Know when to make your ticket purchase. The hardest part of booking a flight is knowing when to stop tracking fares and make that final purchase. Kayak.com offers fare history graphs for domestic and international flights, allowing you to see whether your fare is headed in an upward or downward direction. Keep in mind that many airlines launch fare sales on Tuesdays—so if you decide to buy on a Monday, you may not be too happy when your destination goes on sale the next day.
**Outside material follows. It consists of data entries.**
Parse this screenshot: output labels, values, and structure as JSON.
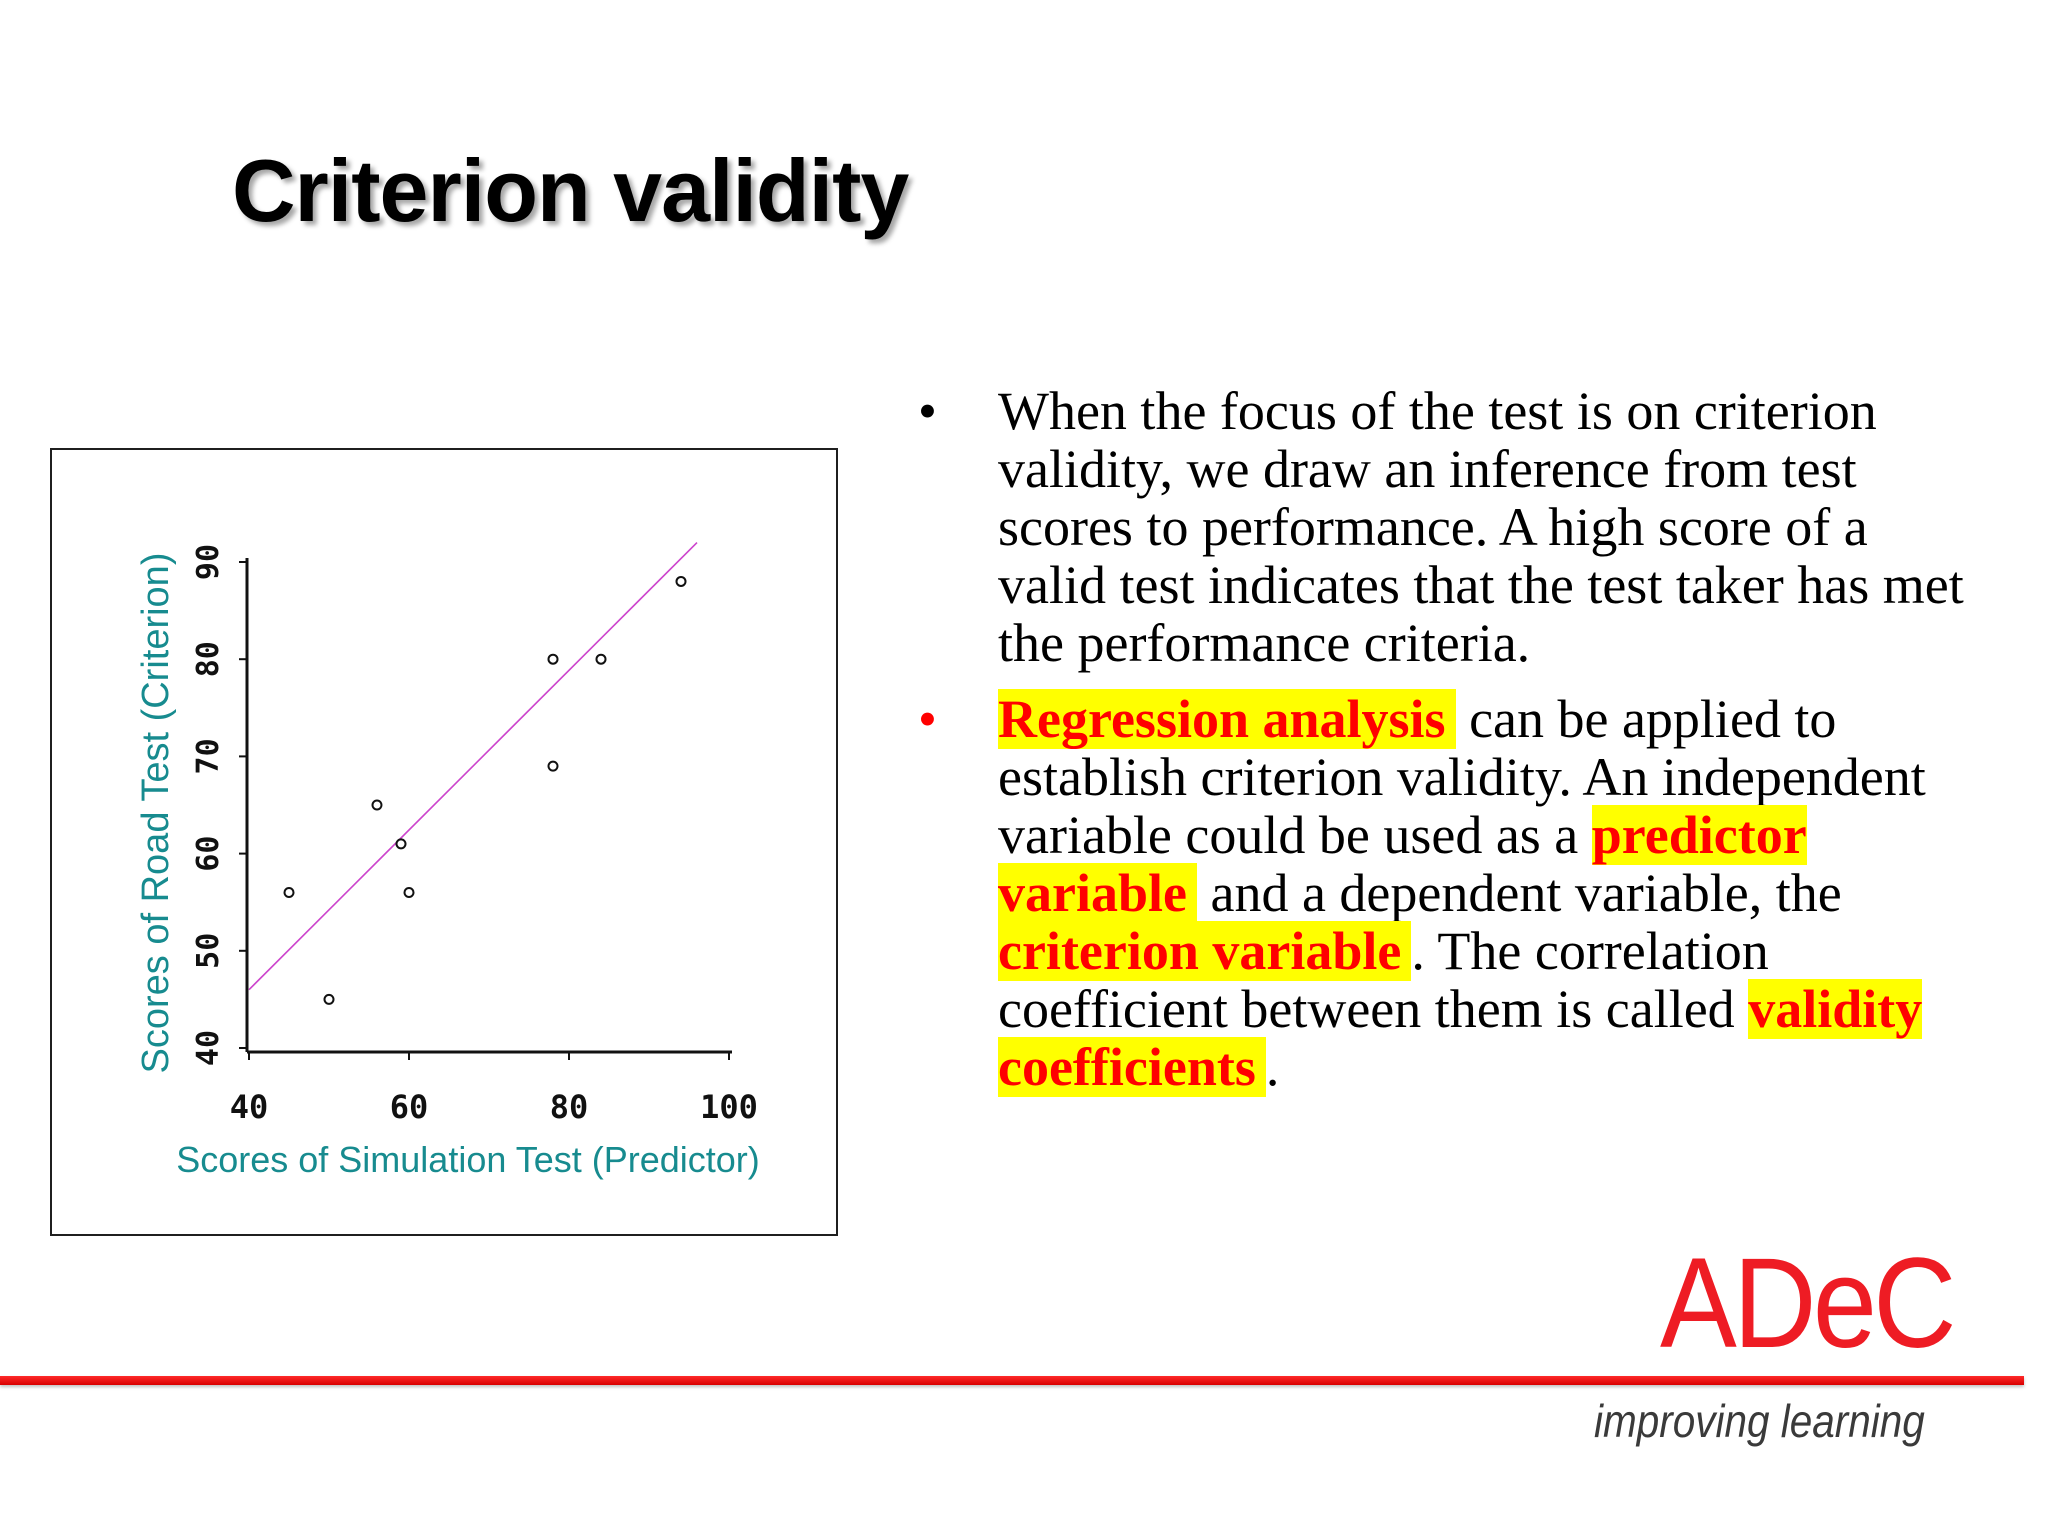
{
  "slide": {
    "title": "Criterion validity"
  },
  "bullets": [
    {
      "marker": "•",
      "marker_color": "#000000",
      "text": "When the focus of the test is on criterion validity, we draw an inference from test scores to performance. A high score of a valid test indicates that the test taker has met the performance criteria."
    },
    {
      "marker": "•",
      "marker_color": "#ff0000",
      "segments": [
        {
          "text": "Regression analysis",
          "highlight": true
        },
        {
          "text": " can be applied to establish criterion validity. An independent variable could be used as a ",
          "highlight": false
        },
        {
          "text": "predictor variable",
          "highlight": true
        },
        {
          "text": " and a dependent variable, the ",
          "highlight": false
        },
        {
          "text": "criterion variable",
          "highlight": true
        },
        {
          "text": ". The correlation coefficient between them is called ",
          "highlight": false
        },
        {
          "text": "validity coefficients",
          "highlight": true
        },
        {
          "text": ".",
          "highlight": false
        }
      ]
    }
  ],
  "colors": {
    "highlight_background": "#ffff00",
    "highlight_text": "#ff0000",
    "axis_label": "#178b8f",
    "regression_line": "#cc44cc",
    "logo": "#ee1c24"
  },
  "logo": {
    "wordmark": "ADeC",
    "tagline": "improving learning"
  },
  "chart_data": {
    "type": "scatter",
    "title": "",
    "xlabel": "Scores of Simulation Test (Predictor)",
    "ylabel": "Scores of Road Test (Criterion)",
    "xlim": [
      40,
      100
    ],
    "ylim": [
      40,
      90
    ],
    "x_ticks": [
      "40",
      "60",
      "80",
      "100"
    ],
    "y_ticks": [
      "40",
      "50",
      "60",
      "70",
      "80",
      "90"
    ],
    "points": [
      {
        "x": 45,
        "y": 56
      },
      {
        "x": 50,
        "y": 45
      },
      {
        "x": 56,
        "y": 65
      },
      {
        "x": 59,
        "y": 61
      },
      {
        "x": 60,
        "y": 56
      },
      {
        "x": 78,
        "y": 80
      },
      {
        "x": 78,
        "y": 69
      },
      {
        "x": 84,
        "y": 80
      },
      {
        "x": 94,
        "y": 88
      }
    ],
    "regression_line": {
      "x": [
        40,
        96
      ],
      "y": [
        46,
        92
      ]
    },
    "grid": false,
    "legend": "none"
  }
}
Be flexible with your departure. If you live close to more than one airport, check out the fares from all of the airports near you. The site will ask you if you are willing to depart from or arrive in more than one city. Also, experiment with different travel dates. Keep in mind that just about every destination has a peak season and if you can fly any other time of year, you'll often pay significantly less. Shifting your itinerary by a month, a week, or even a few days can make a significant difference in fares. The day of the week you fly on can also make a big difference in your air fare. Tuesdays and Wednesdays are generally the least expensive days for domestic flights and Friday and Sunday are the most expensive. (Monday, Thursday, and Saturday are in the middle). The difference between a Tuesday flight and a Sunday flight is $29 each way on average, or $58 round trip. If you’re traveling for the weekend, consider Saturday to Monday or Tuesday instead of a Thursday or Friday to Sunday trip. And if you’re traveling for a full week, Tuesday to Tuesday or Wednesday to Wednesday is often your best bet.
Use your frequent flier miles. Why pay a fare at all when you can use your frequent flier miles? Although redeeming miles has gotten more difficult in recent years, it's still a good option to consider, particularly if you're booking early; airlines designate a very limited number of seats on each flight as eligible for award travel, and these seats go quickly.
Get a refund when fares go down. If fares go down after you've purchased your ticket, ask for a refund. You may not always get one, but policies vary by airline—and many do not publicize the fact that they will refund you the difference if prices go down. It can't hurt to ask.
Yapta.com will track flights for you after your purchase and notify you if the fares go down. Orbitz.com has a Price Assurance guarantee, which entitles you to a refund if another Orbitz user books the same itinerary for less and the best thing is that it’s automated so you don’t have to follow prices after booking.
Finally, remember to keep an eye on baggage fees. Rules vary from airline to airline so make sure that your checked bags are covered in the ticket price. Additional baggage fees can be quite expensive. If you need to pay an additional bag fee, make your purchase through the airline’s website before arriving at the airport because paying baggage fees at the counter while checking in for your flight is often much more expensive.
Using these savvy tips will help you find some great travel deals. Spending some extra time online while planning your trip can end up saving you a lot of money. Have fun on your trip!